There is also a rightist sympathy for Islam. An obvious point of agreement is of course anti-Judaism. A subtler basis for sympathy is the so-called traditionalist current, which was represented by the converts Rene Guenon and FrithjofSchuon, and still has a following: it has been idealizing Islam and esp. Sufism as the preserver of the age-old philosophiapernnis against modernity. In Russia, some Slavophile anti-Western groups now seek an alliance with Islam against the impending Americanization of their society. In the U.S., Christian fundamentalists and Islamic organizations are increasingly creating common platforms to speak out against trends of moral decay (abortion, pornography, etc.). Some of these phenomena of traditionalist alliance-building are quite respectable, but they are nevertheless conducive to Islam negationism.

Hindu cowardice

Even among so-called militant Hindus, there is a shameful eagerness to praise Islam and deny its criminal record. E.g., during the Ayodhya movement, many Hindu leaders have been pleading that the Muslims should renounce the Ram Janmabhoomi site because “genuine Islam is against temple demolition”, so that a mosque standing on a demolished temple is not in conformity with Islamic law. This was, of course, blatantly untrue: Islamic scripture and history prove that destroying all expressions of unbelief and idolatry is a duty and an honour for Muslims. The doctrines that have led to the temple destructions including the one on Ram Janmabhoomi, are still being taught in all Islamic schools.

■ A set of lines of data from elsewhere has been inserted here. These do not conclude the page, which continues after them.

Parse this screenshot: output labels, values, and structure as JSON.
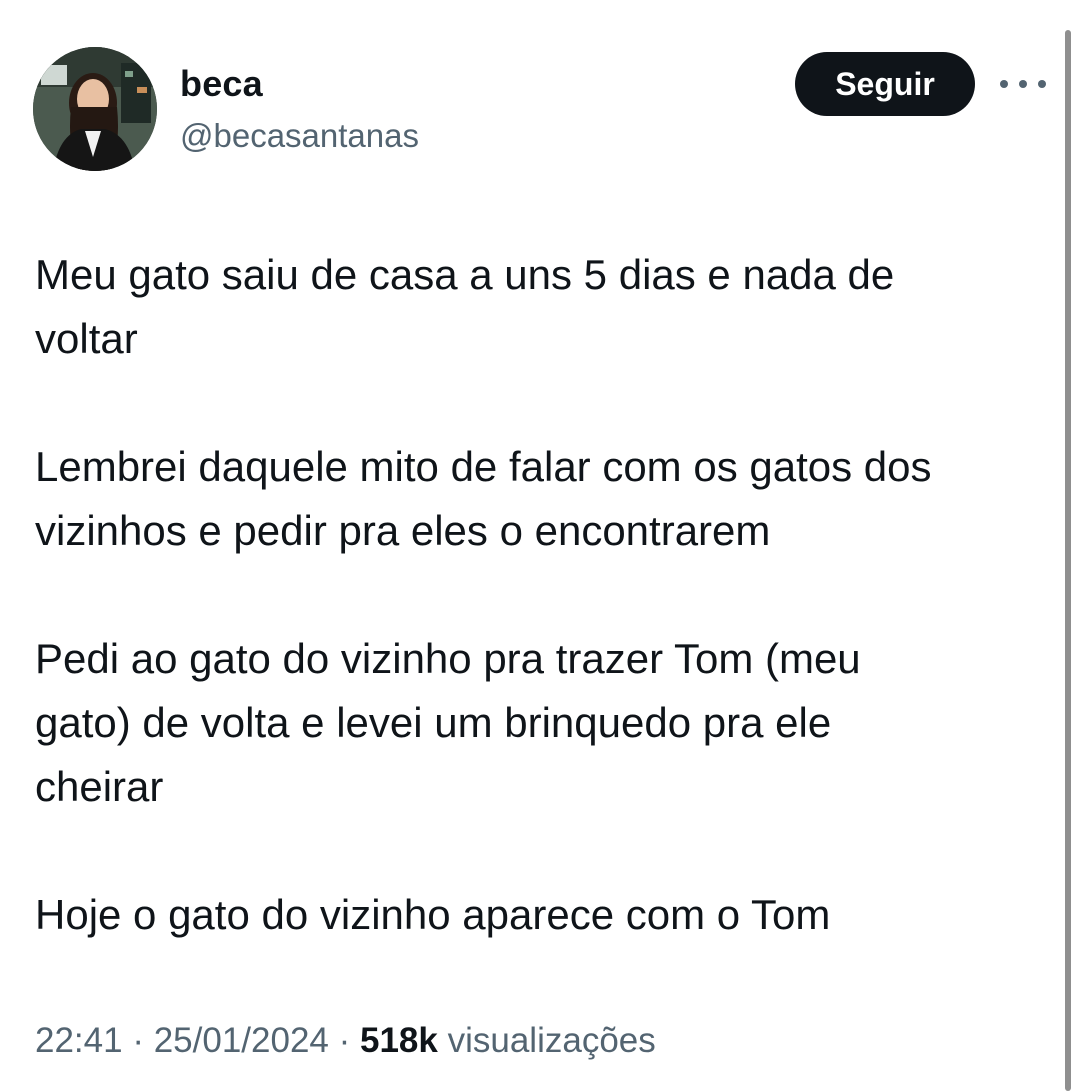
{
  "author": {
    "display_name": "beca",
    "handle": "@becasantanas",
    "avatar_icon": "profile-photo"
  },
  "actions": {
    "follow_label": "Seguir",
    "more_icon": "more-horizontal-icon"
  },
  "tweet": {
    "paragraphs": [
      "Meu gato saiu de casa a uns 5 dias e nada de\nvoltar",
      "Lembrei daquele mito de falar com os gatos dos\nvizinhos e pedir pra eles o encontrarem",
      "Pedi ao gato do vizinho pra trazer Tom (meu\ngato) de volta e levei um brinquedo pra ele\ncheirar",
      "Hoje o gato do vizinho aparece com o Tom"
    ]
  },
  "meta": {
    "time": "22:41",
    "separator": " · ",
    "date": "25/01/2024",
    "views_count": "518k",
    "views_label": "visualizações"
  },
  "colors": {
    "text_primary": "#0f1419",
    "text_secondary": "#536471",
    "button_bg": "#0f1419",
    "button_text": "#ffffff"
  }
}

Apart from being untruthful, this Hindu appeal to “genuine Islam’s tolerance” was also bad debating tactics: if you say that temple demolition was standard Islamic practice, and that what had happened in Ayodhya was merely the local application of the general rule, the onus is on the Babri advocates to prove that the Babri Masjid was an exception; but if you say that the Babri Masjid was an exception to the rule of Islamic tolerance, the onus is on you to prove that in this case, an exceptional and uncharacteristic incident had taken place. It was also bad bargaining tactics: if you say that the Babri Masjid was merely one among thousands, then renouncing this one non- mosque would sound like a very low price for the Muslims to buy the Hindus’ goodwill; but if you say that the Babri Masjid was an exceptional case, an insignificant incident amid the many big problems thrown up by history, you look petty by demanding the restoration of this one site. Short, Hindu leaders were damaging their own position by denying history and avoiding Islam criticism.

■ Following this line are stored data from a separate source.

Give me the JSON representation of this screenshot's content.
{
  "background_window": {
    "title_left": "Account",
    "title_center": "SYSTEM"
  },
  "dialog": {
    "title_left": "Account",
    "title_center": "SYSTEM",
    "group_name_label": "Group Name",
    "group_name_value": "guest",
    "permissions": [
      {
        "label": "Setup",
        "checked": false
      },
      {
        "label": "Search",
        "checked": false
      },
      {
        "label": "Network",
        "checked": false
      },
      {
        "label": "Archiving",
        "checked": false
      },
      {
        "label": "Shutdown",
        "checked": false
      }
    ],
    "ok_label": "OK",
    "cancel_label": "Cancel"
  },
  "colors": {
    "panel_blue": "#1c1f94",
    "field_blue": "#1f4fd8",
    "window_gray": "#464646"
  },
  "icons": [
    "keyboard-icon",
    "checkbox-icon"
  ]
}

One could understand people telling lies when it serves their own interest; but people who tell lies when it is the truth that would serve their interest, really deserve to be kicked around. This truly strange and masochistic behaviour can only be understood if we keep in mind that Hindu society is a terrorized society. During the Muslim period, all those who stood up and spoke out against Islam were eliminated; and under Nehruvian rule, they were sidelined and abused. The oppressed Hindus started licking the boot that kicked them, and this has become a habit which in their slumber they have not yet identified and stopped.

Liberal Islam

In the Islamic world, it is unwise to attack Islam head-on. Yet, sometimes people in those countries feel the need to oppose Islamic phenomena and campaigns, such as the witch-hunt on un-Islamic cultural remnants, violence on the non-Muslims, extreme forms of gender inequality. In order to have a chance, these people have to use Islamic language: “Mohammed was actually against polygamy”, “violence against others is in conflict with the tolerance which Mohammed has taught us”, “respect for other cultures is part of Islamic tradition”. In order to press their humanist point, they have to formally identify with Islam and lie about its contents.

Many Muslims have started to believe their own rhetoric. If you point out to them that the Quran teaches intolerance and war against the unbelievers in the most explicit terms, many of them will sincerely protest, and not know what to say when you show them the Quranic passages concerned. There is no reason to doubt that the Moroccan authoress Fatima Mernissi genuinely believes in her own argument that the Quranic instructions on how to organize your polygamous household are to be read as an abolition of polygamy (albeit in veiled terms, because Allah, the same Allah Almighty who went straight against the prevalent customs of idolatry and pluralism, had to be careful not to offend the spirit of the times). Many nominal Muslims have outgrown Islamic values and developed a commitment to modern values, but their sentimental attachment to the religion imbibed in their childhood prevents them from formally breaking with Islam and makes them paint a rosy picture of it.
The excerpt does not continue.